The finest heatsinks are constructed of 70% silver and 30% copper, but are so expensive and scarce that they are not worth discussing.
Aluminum is more resistant to corrosion than steel. Aluminum is lighter than steel but softer, so it will ' t put more strain on the construction of your home but will not withstand the pounding of a violent hailstorm as well as steel. Aluminum “also holds heat” better than steel; it heats up quickly during the day and does not cool down quickly at night. This (along with its weight) is why it is widely used for cooking tools such as pans. Iron is the polar opposite in all these properties; it is stronger at a given thickness but heavier, and even stainless steel (which is relatively expensive) can rust. Either of these metals tends to have some liberal coats of very strong paint; for steel, it is critical that the paint layer does not penetrate.
Aluminum also has the following advantages:
- Malleability – Aluminum is softer than steel and can be constructed in complex forms, giving the appearance of shingle shingles into a longer, more protective product .

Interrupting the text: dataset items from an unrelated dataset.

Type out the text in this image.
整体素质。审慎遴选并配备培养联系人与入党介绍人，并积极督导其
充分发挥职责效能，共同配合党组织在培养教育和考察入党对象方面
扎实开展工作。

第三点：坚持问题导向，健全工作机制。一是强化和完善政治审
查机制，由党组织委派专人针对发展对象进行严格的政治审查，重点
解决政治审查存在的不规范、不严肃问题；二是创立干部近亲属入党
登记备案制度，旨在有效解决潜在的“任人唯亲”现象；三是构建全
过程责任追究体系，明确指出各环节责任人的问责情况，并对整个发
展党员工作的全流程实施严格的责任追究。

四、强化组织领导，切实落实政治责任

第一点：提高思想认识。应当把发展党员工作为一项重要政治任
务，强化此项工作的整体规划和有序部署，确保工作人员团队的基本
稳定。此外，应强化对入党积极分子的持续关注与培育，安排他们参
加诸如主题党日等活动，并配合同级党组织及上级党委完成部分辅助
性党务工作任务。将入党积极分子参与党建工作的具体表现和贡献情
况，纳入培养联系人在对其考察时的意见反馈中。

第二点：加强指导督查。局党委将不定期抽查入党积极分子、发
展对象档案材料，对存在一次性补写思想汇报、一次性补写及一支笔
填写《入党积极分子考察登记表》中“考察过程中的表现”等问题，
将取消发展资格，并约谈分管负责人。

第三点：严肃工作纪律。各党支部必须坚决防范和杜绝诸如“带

- Fire resistance – Aluminum alone is not Class -A certified, but this may include the addition of a fire barrier.
Heat treatment – Aluminum cools quickly after it is heated.
- Aluminum roofs are very lightweight and strong winds can easily lower their durability.
Steel and aluminum are both excellent materials for residential roofing. Before choosing, homeowners should check the properties of both the metals as well as the location of their property.